Kesenjangan angin di empat sisi masjid Ahmad Ahmad Bakrie telah mengembangkan sirkulasi udara di area masjid dengan sangat baik, sehingga Anda mungkin tidak dapat merasakan ketika panas atau ketika cuaca panas, bahkan jika tidak dipasang AC atau penggemar tambahan lainnya. Di bagian di mana imam sengaja tidak dibangun tanpa dinding untuk menggambarkan bahwa setiap makhluk yang melakukan shalat benar-benar menghadap Tuhan.

Bangunan Masjid Agung terdiri dari 3 lantai. Lantai pertama sering digunakan sebagai tempat cuci dan juga sebagai kantor untuk administrator masjid ini.

Lalu ada sebidang tanah yang dibuat untuk area kamar mandi yang digunakan untuk mencuci sangat luas. Selanjutnya di lantai 2 dan 3 adalah bangunan utama masjid sebagai tempat sholat. Di lantai dua, semua yang ada di bagian utama masjid adalah konsep budaya Melayu.

Masjid Agung H Ahmad Bakrie juga terlihat jauh lebih menarik dengan menambahkan taman kecil yang juga memiliki air mancur ke utara dan barat dan masih 1 negara dengan lokasi masjid

Selain masjid ini, sangat unik dan juga hebat, juga memiliki fungsi artistik yang juga memiliki fungsi ventilasi di setiap lubang.
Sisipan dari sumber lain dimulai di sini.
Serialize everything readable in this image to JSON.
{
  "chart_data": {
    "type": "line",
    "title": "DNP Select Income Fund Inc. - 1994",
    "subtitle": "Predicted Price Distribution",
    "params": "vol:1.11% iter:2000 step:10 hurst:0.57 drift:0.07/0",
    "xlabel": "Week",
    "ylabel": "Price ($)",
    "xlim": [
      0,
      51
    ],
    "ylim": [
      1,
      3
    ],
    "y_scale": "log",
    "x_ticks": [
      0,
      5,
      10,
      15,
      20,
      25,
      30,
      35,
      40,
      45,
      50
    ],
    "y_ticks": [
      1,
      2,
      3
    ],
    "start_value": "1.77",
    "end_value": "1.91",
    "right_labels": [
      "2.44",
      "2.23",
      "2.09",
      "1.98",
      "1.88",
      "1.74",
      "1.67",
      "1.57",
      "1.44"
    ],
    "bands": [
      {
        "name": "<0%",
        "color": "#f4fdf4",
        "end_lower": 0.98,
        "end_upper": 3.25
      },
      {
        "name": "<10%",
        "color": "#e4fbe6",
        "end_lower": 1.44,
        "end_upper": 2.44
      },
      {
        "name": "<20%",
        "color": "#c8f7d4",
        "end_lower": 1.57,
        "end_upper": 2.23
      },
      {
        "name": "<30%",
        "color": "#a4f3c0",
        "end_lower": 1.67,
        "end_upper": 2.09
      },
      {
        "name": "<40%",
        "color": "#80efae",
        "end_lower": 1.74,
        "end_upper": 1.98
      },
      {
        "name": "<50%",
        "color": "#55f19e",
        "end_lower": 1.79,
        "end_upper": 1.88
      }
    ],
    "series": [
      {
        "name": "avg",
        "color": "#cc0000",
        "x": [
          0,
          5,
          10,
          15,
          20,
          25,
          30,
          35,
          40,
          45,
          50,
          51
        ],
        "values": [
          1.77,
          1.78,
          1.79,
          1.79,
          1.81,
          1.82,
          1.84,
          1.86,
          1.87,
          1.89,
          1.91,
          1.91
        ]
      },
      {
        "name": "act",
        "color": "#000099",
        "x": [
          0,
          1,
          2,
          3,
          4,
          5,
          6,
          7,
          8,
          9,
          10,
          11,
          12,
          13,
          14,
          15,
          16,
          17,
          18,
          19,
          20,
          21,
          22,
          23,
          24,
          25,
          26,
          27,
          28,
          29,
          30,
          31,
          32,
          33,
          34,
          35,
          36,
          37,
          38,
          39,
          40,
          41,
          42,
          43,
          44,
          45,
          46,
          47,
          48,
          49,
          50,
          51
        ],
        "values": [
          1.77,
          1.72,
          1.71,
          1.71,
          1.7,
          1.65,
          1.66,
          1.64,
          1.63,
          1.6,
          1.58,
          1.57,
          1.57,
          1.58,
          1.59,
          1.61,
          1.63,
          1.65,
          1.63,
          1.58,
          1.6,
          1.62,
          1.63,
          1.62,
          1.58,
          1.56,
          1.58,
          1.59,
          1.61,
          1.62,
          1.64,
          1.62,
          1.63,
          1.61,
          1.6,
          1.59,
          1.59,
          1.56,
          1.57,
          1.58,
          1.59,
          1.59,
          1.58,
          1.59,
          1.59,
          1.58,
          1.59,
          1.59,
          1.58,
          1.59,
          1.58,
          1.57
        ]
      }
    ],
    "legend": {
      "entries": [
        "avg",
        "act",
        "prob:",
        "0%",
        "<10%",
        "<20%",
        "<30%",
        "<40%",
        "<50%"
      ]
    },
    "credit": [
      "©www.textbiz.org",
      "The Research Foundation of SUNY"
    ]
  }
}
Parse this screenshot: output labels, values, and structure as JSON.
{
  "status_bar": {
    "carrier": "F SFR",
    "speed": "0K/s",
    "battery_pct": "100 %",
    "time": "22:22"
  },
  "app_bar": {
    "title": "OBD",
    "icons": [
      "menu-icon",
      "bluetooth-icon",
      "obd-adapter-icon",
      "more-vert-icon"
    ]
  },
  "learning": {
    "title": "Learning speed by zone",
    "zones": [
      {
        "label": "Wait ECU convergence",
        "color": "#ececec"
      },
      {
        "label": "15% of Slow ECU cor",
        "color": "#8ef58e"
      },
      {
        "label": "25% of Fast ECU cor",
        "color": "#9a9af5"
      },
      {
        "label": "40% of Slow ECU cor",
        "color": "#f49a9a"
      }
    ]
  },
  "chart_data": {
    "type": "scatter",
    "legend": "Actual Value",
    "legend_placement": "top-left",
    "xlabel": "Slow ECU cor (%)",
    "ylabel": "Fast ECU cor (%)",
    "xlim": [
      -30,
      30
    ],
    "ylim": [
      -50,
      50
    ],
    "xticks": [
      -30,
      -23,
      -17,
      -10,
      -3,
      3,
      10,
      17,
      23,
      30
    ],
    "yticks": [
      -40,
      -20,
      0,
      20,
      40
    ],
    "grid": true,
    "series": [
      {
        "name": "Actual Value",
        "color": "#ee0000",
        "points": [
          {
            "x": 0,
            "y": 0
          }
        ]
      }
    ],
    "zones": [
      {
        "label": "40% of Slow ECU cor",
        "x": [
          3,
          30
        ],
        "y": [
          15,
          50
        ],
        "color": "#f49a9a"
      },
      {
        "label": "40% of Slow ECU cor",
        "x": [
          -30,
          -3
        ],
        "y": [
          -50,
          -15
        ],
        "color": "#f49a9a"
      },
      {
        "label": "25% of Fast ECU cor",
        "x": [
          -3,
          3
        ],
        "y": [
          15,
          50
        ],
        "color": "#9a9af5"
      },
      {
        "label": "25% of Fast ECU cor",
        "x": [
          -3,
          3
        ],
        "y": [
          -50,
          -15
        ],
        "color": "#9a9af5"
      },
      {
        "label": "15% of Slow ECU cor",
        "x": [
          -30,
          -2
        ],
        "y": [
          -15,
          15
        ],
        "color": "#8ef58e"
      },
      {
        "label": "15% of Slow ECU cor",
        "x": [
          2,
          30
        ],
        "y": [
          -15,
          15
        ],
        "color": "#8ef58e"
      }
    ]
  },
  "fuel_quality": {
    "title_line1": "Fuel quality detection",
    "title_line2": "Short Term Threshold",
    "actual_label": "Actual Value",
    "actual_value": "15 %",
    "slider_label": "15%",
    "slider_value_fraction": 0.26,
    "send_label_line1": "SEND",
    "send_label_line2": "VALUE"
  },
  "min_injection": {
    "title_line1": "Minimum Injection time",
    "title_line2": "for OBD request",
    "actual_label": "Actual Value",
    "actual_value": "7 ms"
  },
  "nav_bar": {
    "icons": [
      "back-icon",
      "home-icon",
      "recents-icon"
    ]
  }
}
Ketika menjelang malam hari, maka seketika itu juga anda akan melihat gemerlap nya lampu-lampu indah dari masjid agung bakrie ini,pancaran sinarnya mampu menerobos celah-celah ventilasi, sehingga dari luar tampak seperti masjid yang memancarkan cahaya dalam bentuk tauhid. Benar-benar hebat.

Setiap hari, masjid ini dikunjungi tidak hanya oleh orang-orang di sekitar Bandung, tetapi juga dari seluruh kepulauan. Bahkan, ribuan orang dari berbagai negara seperti Malaysia, Singapura, Timur Tengah, Belanda, Australia, dan beberapa negara Eropa lainnya siap melangkah jauh untuk melihat keunikan dan desain futuristik Masjid Agung H. Ahmad Bakrie.